Elle ne s'en cache pas, au contraire elle le revendique, pour son premier film, Hafsia Herzi est dans la lignée du cinéma de Kechiche, moins sulfureux, moins audacieux aussi mais plus subtil et peut-être plus touchant.
On retrouve cette fascination pour le corps (féminin et masculin) qui sera filmé frontalement mais pas crûment, la caméra étant au plus près des formes sans pour autant nous mettre en position de voyeurisme. Il n'y a qu'à voir cette scène où Lila (Hafsia herself) pose pour Anthony Bajon (La Prière), le même qui lui apprendra ce que signifie le titre de son film: ce moment est un poème dédié au corps. Par ailleurs, il y aura des culs qui twerkent, du sexe bien sûr mais finalement très peu de nudité car ce qui intéresse Hafsia, ce n'est pas l'acte lui-même mais le jeu de séduction qui y amène. Et c'est là que le film est à son meilleur. La mise en scène va par exemple magnifiquement montrer le désir dans sa manière de filmer un échange de regards. Car c'est bien sur les visages que va s'attarder principalement la caméra et on l'en remercie tant les comédien(nes) sont radieux(ses), Hafsia Herzi en tête dans le rôle principal. Toujours à la limite de l'improvisation, ils bénéficient d'une grande liberté de jeu (l'expérience de "La Graine et le Mulet" n'a pas été oubliée) et offrent de grandes prestations rafraîchissantes.

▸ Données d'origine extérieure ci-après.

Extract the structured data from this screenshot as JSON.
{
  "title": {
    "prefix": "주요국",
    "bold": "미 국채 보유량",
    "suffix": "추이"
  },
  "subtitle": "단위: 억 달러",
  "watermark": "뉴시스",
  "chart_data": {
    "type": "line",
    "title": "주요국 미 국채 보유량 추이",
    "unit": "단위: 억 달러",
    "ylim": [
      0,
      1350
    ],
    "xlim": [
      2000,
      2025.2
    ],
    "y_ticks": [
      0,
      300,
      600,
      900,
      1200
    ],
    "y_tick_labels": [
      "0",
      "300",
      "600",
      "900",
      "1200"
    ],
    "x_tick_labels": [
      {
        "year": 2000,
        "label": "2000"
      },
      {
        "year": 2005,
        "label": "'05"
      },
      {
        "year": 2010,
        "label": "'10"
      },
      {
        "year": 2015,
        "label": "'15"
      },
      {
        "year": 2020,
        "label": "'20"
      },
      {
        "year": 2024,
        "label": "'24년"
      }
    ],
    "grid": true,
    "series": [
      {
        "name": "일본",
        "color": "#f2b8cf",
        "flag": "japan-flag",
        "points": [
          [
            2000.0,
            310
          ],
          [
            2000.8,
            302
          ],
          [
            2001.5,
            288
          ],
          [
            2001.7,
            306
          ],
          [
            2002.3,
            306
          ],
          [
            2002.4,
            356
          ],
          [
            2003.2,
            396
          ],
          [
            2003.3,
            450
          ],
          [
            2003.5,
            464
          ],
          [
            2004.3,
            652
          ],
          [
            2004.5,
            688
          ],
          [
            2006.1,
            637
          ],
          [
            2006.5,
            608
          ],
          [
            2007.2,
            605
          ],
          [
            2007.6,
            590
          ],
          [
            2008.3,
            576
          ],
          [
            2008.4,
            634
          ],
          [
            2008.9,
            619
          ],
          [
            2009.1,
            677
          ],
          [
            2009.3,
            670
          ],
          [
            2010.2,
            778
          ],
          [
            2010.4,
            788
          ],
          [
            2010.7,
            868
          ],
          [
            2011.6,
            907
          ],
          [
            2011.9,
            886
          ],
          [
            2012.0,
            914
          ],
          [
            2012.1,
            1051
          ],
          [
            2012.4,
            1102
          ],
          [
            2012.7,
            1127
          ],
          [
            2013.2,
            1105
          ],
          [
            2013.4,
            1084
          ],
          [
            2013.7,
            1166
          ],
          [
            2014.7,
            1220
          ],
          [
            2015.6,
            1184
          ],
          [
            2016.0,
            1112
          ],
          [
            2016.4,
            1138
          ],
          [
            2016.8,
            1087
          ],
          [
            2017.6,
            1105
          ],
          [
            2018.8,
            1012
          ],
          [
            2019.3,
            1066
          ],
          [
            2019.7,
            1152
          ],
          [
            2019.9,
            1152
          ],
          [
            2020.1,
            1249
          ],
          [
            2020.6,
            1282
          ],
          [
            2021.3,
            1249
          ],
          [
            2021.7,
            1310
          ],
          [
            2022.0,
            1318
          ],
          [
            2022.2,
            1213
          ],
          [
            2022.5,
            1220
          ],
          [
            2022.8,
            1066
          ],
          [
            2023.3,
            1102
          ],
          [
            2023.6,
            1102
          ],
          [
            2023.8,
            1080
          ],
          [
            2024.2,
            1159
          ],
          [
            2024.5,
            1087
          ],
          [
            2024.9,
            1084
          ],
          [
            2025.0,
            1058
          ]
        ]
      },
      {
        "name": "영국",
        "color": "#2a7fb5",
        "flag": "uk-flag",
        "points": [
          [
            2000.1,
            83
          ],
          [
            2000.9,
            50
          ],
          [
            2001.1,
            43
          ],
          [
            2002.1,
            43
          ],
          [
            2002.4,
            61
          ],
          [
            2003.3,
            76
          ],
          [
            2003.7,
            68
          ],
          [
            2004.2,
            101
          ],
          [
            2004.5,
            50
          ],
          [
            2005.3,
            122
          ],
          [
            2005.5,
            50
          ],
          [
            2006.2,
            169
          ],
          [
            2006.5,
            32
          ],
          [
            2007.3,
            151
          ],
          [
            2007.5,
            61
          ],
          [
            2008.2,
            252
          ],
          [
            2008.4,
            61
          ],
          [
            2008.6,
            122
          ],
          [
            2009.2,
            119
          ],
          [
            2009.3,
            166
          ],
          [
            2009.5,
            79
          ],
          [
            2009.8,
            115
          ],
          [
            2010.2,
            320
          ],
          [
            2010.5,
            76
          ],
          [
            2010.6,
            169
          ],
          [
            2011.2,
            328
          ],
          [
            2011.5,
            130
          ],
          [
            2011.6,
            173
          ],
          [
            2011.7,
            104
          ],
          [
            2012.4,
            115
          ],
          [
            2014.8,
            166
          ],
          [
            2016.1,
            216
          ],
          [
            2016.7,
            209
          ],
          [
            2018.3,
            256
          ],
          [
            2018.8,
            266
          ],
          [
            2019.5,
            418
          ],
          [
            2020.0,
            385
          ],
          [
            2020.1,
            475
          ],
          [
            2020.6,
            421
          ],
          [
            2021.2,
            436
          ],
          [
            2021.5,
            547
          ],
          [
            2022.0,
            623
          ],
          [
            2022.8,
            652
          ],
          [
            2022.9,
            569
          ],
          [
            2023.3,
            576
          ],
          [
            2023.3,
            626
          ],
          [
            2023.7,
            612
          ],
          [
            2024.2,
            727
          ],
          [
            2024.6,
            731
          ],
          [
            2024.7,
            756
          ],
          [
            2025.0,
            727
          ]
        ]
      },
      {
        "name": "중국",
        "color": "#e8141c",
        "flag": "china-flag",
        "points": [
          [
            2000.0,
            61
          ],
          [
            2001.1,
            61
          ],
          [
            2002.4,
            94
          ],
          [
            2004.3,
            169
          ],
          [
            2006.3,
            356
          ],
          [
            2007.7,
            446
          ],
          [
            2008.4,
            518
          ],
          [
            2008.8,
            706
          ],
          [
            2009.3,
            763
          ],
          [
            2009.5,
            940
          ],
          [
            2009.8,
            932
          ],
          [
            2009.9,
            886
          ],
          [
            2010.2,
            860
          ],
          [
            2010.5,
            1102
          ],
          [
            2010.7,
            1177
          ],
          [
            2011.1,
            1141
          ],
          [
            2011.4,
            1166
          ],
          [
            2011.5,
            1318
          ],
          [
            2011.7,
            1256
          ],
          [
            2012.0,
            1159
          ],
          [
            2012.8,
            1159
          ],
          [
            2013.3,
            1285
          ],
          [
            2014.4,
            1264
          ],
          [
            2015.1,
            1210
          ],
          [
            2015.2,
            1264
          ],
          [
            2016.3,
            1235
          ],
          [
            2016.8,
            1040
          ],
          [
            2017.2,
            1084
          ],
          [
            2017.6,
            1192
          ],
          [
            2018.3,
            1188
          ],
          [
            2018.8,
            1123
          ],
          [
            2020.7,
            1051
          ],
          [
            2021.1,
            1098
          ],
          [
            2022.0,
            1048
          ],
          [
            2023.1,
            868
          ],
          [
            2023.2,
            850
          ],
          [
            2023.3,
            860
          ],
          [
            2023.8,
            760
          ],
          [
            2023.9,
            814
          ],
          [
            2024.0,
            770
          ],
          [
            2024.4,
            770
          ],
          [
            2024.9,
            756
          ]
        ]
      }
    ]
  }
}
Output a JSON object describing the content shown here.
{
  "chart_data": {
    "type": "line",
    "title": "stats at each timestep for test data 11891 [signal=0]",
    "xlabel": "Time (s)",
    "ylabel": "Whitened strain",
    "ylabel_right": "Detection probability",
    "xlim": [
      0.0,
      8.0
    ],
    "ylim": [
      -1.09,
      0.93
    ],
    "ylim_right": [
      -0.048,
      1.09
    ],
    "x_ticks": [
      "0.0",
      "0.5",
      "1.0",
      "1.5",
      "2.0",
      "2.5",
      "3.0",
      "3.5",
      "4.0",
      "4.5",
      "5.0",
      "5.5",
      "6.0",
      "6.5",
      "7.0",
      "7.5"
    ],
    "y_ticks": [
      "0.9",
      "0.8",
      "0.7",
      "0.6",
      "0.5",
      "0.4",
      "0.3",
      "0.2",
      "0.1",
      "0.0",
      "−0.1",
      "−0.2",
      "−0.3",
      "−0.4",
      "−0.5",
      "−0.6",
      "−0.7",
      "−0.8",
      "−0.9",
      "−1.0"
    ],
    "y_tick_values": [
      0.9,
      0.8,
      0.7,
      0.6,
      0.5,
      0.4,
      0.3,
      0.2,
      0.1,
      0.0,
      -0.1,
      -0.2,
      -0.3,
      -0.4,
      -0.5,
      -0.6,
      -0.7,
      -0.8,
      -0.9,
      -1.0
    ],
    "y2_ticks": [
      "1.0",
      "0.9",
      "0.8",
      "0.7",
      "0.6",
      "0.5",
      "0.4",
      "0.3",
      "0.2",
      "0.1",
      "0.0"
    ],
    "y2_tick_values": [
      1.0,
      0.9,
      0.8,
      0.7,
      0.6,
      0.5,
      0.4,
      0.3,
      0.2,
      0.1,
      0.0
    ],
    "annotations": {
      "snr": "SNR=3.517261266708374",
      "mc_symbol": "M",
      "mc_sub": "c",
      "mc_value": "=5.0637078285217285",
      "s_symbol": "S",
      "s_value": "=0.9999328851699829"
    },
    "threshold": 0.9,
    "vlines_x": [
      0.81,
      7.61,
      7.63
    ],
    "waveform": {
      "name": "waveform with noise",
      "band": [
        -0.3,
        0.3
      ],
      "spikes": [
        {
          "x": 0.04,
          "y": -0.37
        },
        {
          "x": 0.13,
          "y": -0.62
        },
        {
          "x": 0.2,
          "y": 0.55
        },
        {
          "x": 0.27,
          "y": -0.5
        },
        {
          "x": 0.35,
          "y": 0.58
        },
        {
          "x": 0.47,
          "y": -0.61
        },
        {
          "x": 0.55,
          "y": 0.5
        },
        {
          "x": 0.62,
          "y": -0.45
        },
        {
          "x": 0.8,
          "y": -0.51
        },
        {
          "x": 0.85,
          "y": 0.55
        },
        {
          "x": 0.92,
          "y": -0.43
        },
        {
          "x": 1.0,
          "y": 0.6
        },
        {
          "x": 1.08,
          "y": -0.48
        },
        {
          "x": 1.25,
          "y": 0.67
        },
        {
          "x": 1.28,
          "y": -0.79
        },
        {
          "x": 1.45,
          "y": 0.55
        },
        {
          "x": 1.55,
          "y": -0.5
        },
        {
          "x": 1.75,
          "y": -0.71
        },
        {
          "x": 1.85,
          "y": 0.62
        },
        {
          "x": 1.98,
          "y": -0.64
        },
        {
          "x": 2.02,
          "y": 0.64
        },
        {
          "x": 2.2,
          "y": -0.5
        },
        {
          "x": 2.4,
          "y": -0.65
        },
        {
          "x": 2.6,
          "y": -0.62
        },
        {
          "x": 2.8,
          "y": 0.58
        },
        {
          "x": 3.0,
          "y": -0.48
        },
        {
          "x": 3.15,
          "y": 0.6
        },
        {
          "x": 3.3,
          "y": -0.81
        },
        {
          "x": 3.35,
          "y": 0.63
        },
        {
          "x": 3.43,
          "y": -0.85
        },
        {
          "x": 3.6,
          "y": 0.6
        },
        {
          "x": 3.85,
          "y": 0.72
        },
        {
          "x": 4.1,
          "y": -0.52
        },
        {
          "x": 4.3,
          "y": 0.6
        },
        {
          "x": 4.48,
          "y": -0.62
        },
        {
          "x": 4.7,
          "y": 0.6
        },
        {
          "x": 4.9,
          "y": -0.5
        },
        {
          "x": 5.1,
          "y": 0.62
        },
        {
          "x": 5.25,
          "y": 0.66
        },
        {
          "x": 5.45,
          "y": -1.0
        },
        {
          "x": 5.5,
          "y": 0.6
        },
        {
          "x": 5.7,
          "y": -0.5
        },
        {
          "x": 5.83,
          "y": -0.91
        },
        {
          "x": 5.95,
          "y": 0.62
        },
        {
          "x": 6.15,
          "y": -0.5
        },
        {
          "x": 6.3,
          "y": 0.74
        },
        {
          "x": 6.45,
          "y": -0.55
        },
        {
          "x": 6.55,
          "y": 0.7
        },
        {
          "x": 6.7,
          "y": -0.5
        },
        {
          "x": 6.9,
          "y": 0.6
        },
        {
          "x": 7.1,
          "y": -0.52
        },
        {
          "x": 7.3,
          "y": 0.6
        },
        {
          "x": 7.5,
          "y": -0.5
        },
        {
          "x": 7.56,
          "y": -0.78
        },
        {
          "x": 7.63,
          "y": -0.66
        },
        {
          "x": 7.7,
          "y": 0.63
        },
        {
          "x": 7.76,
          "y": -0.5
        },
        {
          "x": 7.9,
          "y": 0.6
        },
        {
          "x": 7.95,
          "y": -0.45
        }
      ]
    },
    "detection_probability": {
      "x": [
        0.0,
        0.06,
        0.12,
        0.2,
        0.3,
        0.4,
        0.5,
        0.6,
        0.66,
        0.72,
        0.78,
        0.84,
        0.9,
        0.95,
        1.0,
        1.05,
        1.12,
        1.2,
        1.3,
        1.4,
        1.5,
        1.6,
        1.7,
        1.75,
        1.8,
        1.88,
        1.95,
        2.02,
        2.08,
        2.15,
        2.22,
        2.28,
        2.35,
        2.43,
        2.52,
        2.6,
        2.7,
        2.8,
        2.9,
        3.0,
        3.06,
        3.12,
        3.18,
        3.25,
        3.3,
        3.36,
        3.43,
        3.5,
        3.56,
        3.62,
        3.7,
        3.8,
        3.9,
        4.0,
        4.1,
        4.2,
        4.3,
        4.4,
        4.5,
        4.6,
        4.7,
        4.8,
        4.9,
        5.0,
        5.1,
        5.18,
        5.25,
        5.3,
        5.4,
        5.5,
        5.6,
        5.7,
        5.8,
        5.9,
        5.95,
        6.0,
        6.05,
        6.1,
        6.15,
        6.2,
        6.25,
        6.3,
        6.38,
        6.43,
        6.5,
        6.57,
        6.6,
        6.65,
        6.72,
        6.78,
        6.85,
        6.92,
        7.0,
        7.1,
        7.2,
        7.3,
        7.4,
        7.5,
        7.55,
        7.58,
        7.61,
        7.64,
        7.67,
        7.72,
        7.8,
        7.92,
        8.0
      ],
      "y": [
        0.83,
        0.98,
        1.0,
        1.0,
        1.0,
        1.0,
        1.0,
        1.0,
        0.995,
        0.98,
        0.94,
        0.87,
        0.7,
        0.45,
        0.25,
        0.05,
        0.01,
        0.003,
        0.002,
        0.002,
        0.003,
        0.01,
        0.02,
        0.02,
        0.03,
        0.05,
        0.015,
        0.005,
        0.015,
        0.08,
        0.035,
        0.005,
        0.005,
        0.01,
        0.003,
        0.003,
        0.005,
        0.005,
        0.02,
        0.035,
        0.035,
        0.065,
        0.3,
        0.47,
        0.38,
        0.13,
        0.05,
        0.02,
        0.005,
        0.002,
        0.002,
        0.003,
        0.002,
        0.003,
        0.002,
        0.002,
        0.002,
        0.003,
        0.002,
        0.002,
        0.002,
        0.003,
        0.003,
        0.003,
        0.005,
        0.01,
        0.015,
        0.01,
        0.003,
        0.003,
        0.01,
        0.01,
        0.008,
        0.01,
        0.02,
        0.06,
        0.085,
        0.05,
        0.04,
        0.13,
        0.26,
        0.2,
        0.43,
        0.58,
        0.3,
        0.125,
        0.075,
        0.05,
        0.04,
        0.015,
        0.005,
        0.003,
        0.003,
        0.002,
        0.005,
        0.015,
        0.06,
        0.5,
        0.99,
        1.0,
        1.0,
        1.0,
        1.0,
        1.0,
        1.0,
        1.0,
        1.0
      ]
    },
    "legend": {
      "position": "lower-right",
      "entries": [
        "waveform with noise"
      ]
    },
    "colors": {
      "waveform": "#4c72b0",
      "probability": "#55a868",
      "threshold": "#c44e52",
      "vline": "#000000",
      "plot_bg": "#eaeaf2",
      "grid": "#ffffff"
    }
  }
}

Le film est monté en épisodes de vie étalés sur une courte période et aura deux fils rouges davantage qu'une véritable intrigue: le sortir d'une relation toxique avec un ex (formidable Jérémie Laheurte, déjà vu en petit ami dans La Vie d'Adèle) qui ne cessera de la hanter tout le long du film et ses tentatives plus ou moins heureuses, drôles ou pathétiques de retrouver l'amour ou ce qui s'en rapproche un tant soit peu. Ce parti pris narratif permet d'alterner les scènes dramatiques et pesantes avec des scènes comiques plus légères, ce qui apporte un ton singulier et fort appréciable à l'ensemble: homogène mais continuellement en rupture, la vie avec ses hauts et ses bas. Il se montre cependant quelquefois bancal et certaines ellipses font l'impasse sur des informations utiles à la compréhensions de certains actes de Lila. On est sur un premier film, qui comporte fatalement quelques faiblesses: des scènes superflues, jurant avec la subtilité à laquelle on était habitué et quelques longueurs par-ci par là. Ces défauts ne sont toutefois pas préjudiciables à mon sens et participent à faire de ce film un objet vivant et frais.
Il y a une sincérité touchante dans ce film tourné avec trois fois rien (et avec pourtant un bon rendu technique) qui fait plaisir à voir au milieu du paysage cinématographique français ne serai-ce que pour son casting que j'ai à peine évoqué et qui mérite un amour.